Offensive Performance Rating

Next, we evaluate the performance of AdvDrop for both targeted and non-targeted types. We prepared three kinds of constraint conditions for the quantization table and evaluated each of them. The results are shown in the table below.

As this table shows, relaxing the constraint ε improves the success rate of AdvDrop for both targeted and non-targeted types. when ε is 100, we can achieve almost a 100% success rate.

We can also see from the figure below that in a targeted setting, more steps are required for a successful attack than in a non-targeted setting.

AdvDrop under Defensive Methods

In this section, we evaluate the effectiveness of the proposed AdvDrop in various defense techniques by comparing it with other adversarial attacks. Here we first generate adversarial samples by adversarial attacks such as PGD, BIM, C&W, FGSM, and DeepFool. Then we test different defense methods such as adversarial learning and JPEG compression on these samples and evaluate the strength of these attacks under defense. The results are shown in the following table.

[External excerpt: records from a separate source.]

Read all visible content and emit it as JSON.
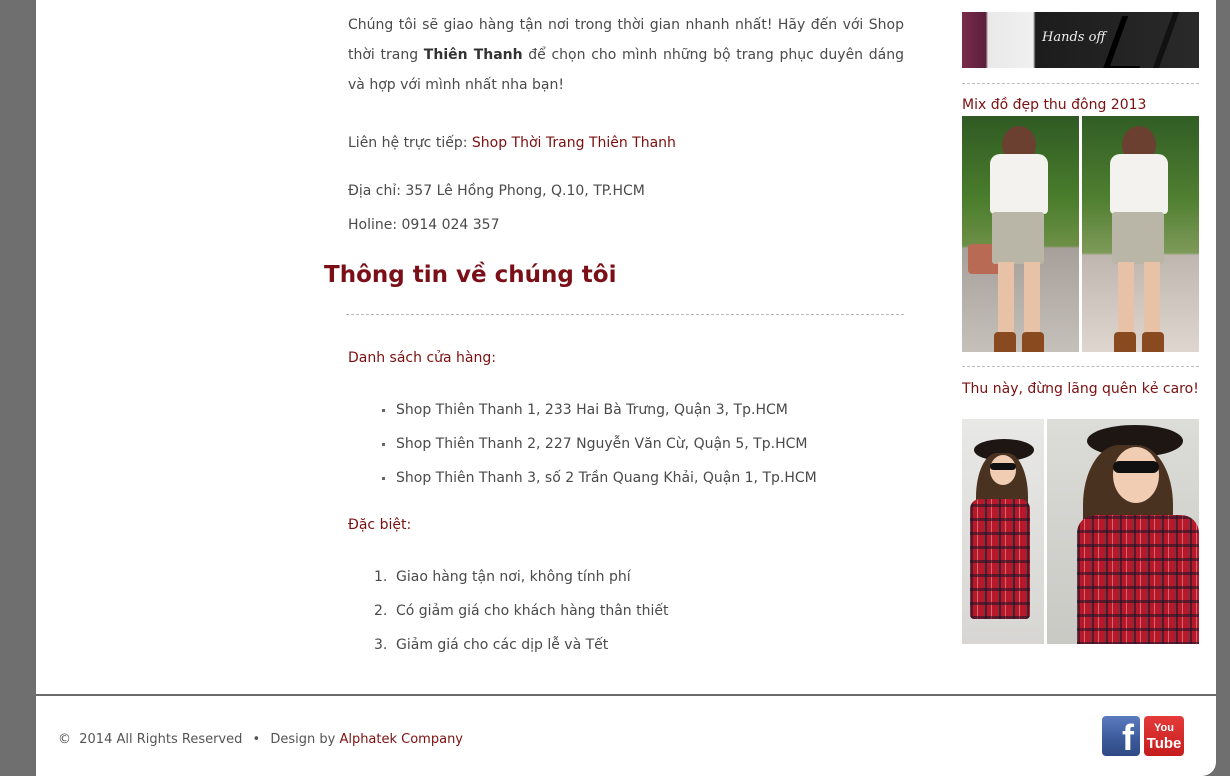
{
  "content": {
    "intro_part1": "Chúng tôi sẽ giao hàng tận nơi trong thời gian nhanh nhất! Hãy đến với Shop thời trang ",
    "intro_brand": "Thiên Thanh",
    "intro_part2": " để chọn cho mình những bộ trang phục duyên dáng và hợp với mình nhất nha bạn!",
    "contact_label": "Liên hệ trực tiếp: ",
    "contact_link": "Shop Thời Trang Thiên Thanh",
    "address": "Địa chỉ: 357 Lê Hồng Phong, Q.10, TP.HCM",
    "hotline": "Holine: 0914 024 357"
  },
  "about": {
    "title": "Thông tin về chúng tôi",
    "stores_title": "Danh sách cửa hàng:",
    "stores": [
      "Shop Thiên Thanh 1, 233 Hai Bà Trưng, Quận 3, Tp.HCM",
      "Shop Thiên Thanh 2, 227 Nguyễn Văn Cừ, Quận 5, Tp.HCM",
      "Shop Thiên Thanh 3, số 2 Trần Quang Khải, Quận 1, Tp.HCM"
    ],
    "special_title": "Đặc biệt:",
    "special": [
      {
        "num": "1.",
        "text": "Giao hàng tận nơi, không tính phí"
      },
      {
        "num": "2.",
        "text": "Có giảm giá cho khách hàng thân thiết"
      },
      {
        "num": "3.",
        "text": "Giảm giá cho các dịp lễ và Tết"
      }
    ]
  },
  "sidebar": {
    "top_image_caption": "Hands off",
    "posts": [
      {
        "title": "Mix đồ đẹp thu đông 2013"
      },
      {
        "title": "Thu này, đừng lãng quên kẻ caro!"
      }
    ]
  },
  "footer": {
    "copyright_symbol": "©",
    "copyright": "2014 All Rights Reserved",
    "bullet": "•",
    "design_by": "Design by ",
    "company": "Alphatek Company",
    "facebook_glyph": "f",
    "youtube_you": "You",
    "youtube_tube": "Tube"
  },
  "icons": [
    "facebook-icon",
    "youtube-icon"
  ],
  "colors": {
    "accent": "#7a1010",
    "heading": "#7a0f17",
    "facebook": "#3b5998",
    "youtube": "#c51d1d",
    "frame": "#6f6f6f"
  }
}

The results show that the proposed method has a higher probability of a successful attack than other attack methods when each defense method is applied.

Visualization and Analysis

We tested where and what information is reduced by AdvDrop in a given image. To test this, we visualized the model's attention span and the amount of information that AdvDrop drops in different regions of a given image. The results are shown in the figure below.

In the first case in this figure, the model focuses primarily on the flower part, and AdvDrop drops both the calyx and the flower part. In the second case, we can see that the model focuses on the penguin's head, but AdvDrop mainly drops the information on the body part, which has rich textural details about the penguin's fur.

summary

In this paper, the authors investigate adversarial robustness from a new perspective and propose a new approach called AdvDrop, which creates adversarial samples by dropping existing details in the image. The authors plan to use other methods to remove information from images in the future, so we look forward to future developments.